Anbarcıoğlu, kitabın sonraki baskılarını yapmak isteyen kurum, kuruluşlardan telif geliri beklemediklerini, tek şartlarının kitap satışından elde edilecek gelirin şehit ailelerine ve TSK Mehmetçik Vakfına verilmesi olduğunu sözlerine ekledi.

"Eren'in annesiyle görüştük, ağlaştık"

Gönüllü yazar Makbule Acar Yeni, projeyi duyduğunda çok heyecanlandığını, bunun tarifi imkansız ve kıymetli bir şeref olduğunu anlattı. Eren Bülbül'ün öyküsünü kaleme aldığını bildiren Yeni, şu bilgileri paylaştı:

"Çok güzel bir hikaye oldu. Bununla ilgili bir de şiir yazdım. Eren'in 'Biri de çıkıp demiyor ki Eren iyi ki varsın' ifadesi vardı, sosyal medyada paylaştığı. Bu serzenişi, bir milletin yüreğinin satır başına oturmuştu. Buradan yola çıkarak, 'Eren İyi Ki Varsın' başlığında bir şiir yazdım. Ailesiyle görüştüm, İstanbul'da yaşayan abisiyle iletişime geçtik, annesiyle görüştük. 27 Temmuz'da Maçka'ya gittim, Köprüyanı köyüne çıktım. Dağların zirvesinde, Eren'in kabri başında dua ettik, ona şiirini okudum. Eren'in annesiyle görüştük, ağlaştık."

"Onları gelecek nesillere unutturmamak için gayret ettik"

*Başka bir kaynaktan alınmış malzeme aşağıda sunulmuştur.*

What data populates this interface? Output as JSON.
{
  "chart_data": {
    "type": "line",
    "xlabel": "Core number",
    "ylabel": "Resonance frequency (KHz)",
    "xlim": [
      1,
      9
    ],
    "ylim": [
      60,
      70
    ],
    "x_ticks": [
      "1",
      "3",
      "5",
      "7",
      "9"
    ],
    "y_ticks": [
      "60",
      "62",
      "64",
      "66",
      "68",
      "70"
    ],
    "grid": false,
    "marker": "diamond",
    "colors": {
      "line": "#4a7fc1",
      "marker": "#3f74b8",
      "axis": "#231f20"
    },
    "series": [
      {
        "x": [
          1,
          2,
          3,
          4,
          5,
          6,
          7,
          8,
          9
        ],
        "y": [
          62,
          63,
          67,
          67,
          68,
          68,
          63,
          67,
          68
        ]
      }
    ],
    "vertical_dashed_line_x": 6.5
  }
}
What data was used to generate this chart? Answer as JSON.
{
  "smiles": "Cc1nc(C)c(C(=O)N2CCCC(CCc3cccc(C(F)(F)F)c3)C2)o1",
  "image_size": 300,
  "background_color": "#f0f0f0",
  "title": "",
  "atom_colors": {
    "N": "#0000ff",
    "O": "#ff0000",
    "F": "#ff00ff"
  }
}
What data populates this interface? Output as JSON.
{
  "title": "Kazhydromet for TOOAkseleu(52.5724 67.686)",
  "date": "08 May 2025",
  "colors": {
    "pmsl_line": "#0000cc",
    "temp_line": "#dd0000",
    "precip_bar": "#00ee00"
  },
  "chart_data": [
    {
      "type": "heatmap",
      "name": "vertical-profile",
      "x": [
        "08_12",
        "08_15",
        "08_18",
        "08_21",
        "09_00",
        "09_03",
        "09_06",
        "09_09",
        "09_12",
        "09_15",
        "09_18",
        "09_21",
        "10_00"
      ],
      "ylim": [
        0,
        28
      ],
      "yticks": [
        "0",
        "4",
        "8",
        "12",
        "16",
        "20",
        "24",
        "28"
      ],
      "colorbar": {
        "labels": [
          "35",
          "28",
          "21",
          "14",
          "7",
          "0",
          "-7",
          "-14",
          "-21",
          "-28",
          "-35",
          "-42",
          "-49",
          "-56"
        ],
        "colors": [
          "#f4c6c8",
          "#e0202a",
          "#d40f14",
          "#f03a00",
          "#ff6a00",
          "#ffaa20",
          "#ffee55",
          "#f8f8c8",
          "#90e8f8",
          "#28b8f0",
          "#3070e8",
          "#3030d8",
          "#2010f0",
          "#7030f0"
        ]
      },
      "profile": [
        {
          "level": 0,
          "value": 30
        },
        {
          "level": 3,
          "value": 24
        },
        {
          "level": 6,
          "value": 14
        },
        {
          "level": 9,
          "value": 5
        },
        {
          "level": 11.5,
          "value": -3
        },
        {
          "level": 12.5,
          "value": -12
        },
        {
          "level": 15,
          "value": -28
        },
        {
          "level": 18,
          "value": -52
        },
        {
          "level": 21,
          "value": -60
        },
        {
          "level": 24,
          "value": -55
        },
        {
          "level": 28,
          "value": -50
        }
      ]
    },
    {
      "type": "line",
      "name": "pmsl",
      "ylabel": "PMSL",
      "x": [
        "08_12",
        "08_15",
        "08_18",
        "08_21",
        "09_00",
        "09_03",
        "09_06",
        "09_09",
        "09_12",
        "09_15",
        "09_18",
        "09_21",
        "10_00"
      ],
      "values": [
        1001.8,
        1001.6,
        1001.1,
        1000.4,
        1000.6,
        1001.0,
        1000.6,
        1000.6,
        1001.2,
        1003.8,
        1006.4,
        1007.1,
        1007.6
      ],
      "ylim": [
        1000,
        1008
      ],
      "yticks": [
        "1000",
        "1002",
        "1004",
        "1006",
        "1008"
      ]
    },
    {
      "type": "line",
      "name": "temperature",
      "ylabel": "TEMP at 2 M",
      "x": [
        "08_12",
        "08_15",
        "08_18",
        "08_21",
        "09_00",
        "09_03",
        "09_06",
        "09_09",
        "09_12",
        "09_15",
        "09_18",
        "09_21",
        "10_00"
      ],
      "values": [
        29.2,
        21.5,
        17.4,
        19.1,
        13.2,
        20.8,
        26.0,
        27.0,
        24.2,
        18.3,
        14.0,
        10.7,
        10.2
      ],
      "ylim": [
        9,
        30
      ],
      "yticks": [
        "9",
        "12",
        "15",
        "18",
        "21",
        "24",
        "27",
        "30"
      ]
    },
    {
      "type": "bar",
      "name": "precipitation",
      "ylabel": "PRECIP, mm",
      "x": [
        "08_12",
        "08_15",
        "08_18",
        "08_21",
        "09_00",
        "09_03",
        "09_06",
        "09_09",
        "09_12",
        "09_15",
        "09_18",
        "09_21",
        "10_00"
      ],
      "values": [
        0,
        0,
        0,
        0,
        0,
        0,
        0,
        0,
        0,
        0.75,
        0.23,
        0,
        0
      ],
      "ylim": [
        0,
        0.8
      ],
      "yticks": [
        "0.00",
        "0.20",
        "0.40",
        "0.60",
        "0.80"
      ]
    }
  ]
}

Şehit Jandarma Er Timur Atasever'in öyküsünü kaleme alan Sibel Koruk Ayaz da projede yer almaktan onur ve gurur duyduğunu ifade etti. Ayaz, Atasever'in Tunceli'de 2004 yılında teröristlerce düzenlenen roketli saldırıda şehit olduğunu anımsattı. Öyküyü yazarken çok farklı duygular yaşadığını aktaran Ayaz, sözlerini şöyle sürdürdü:

"Şiir yazarken çok zorlandık. Şehitlerimize yetişecek bir kelam bulmakta zorlandık çünkü ne söylesek eksik kaldı ne yazsak yetişmedi şehitlerimize. Biz onları gelecek nesillere unutturmamak için gayret ettik. Rabb'imin rızasını, onların şefaatini umarak ve hakikaten çok güzel bir eser meydana çıktı. Kendisi teskeresine 6 gün varken şehit oluyor. Rabb'im şehadetini makbul eylesin. Ailesiyle görüştüm, onlardan bilgi aldım. Onların yönlendirmeleriyle öyküsünü, şiirini kaleme aldım. Şiirimin son kıtasında 'İsmin Timur okunmuş kulağına ezanla, sözleşmişsin ezelden tuzakları bozanla, hangi kalem yarışır unvanını yazanla, Mihrimah'ın nazmına ağır gelen yük müsün?' dedim. Çünkü hakikaten ağır bir yüktü onları yazabilmek. İnşallah layık olmuşuzdur."

"Öldüğüne inanamıyor ve 'Babam gelecek' diye bekliyordu"

Yazar Hatice Türkmen Yurtseven ise babaannesinin babası olan, 57. Alay şehidi Osman oğlu Salih Çavuş'un öyküsünü kaleme aldığını belirtti.

Büyük dedesi Salih Çavuş'un hikayesini babaannesinden 1990'lı yıllarda dinlediğini bildiren Yurtseven, şunları kaydetti:

"Rahmetli babaannem, Bursa'nın Karacabey ilçesi Seyran köyünde 92 yaşında vefat etti. Şiirin sonunda da söylediğim gibi, '92 yıl köyünde ömür sürer de, eşini torunlarını asker eder de, gözü hep yollarda hep beklemekte, Taşlık Tepesi diye bilinen yerde, sanki babam diyor gelecek gibi, Emine'm ben geldim diyecek gibi'. Babaannem, ölene kadar bekledi. Ölümün en zoru, cenazesini görmediğimiz ölüm. Öldüğüne inanamıyor ve 'Babam gelecek' diye bekliyordu."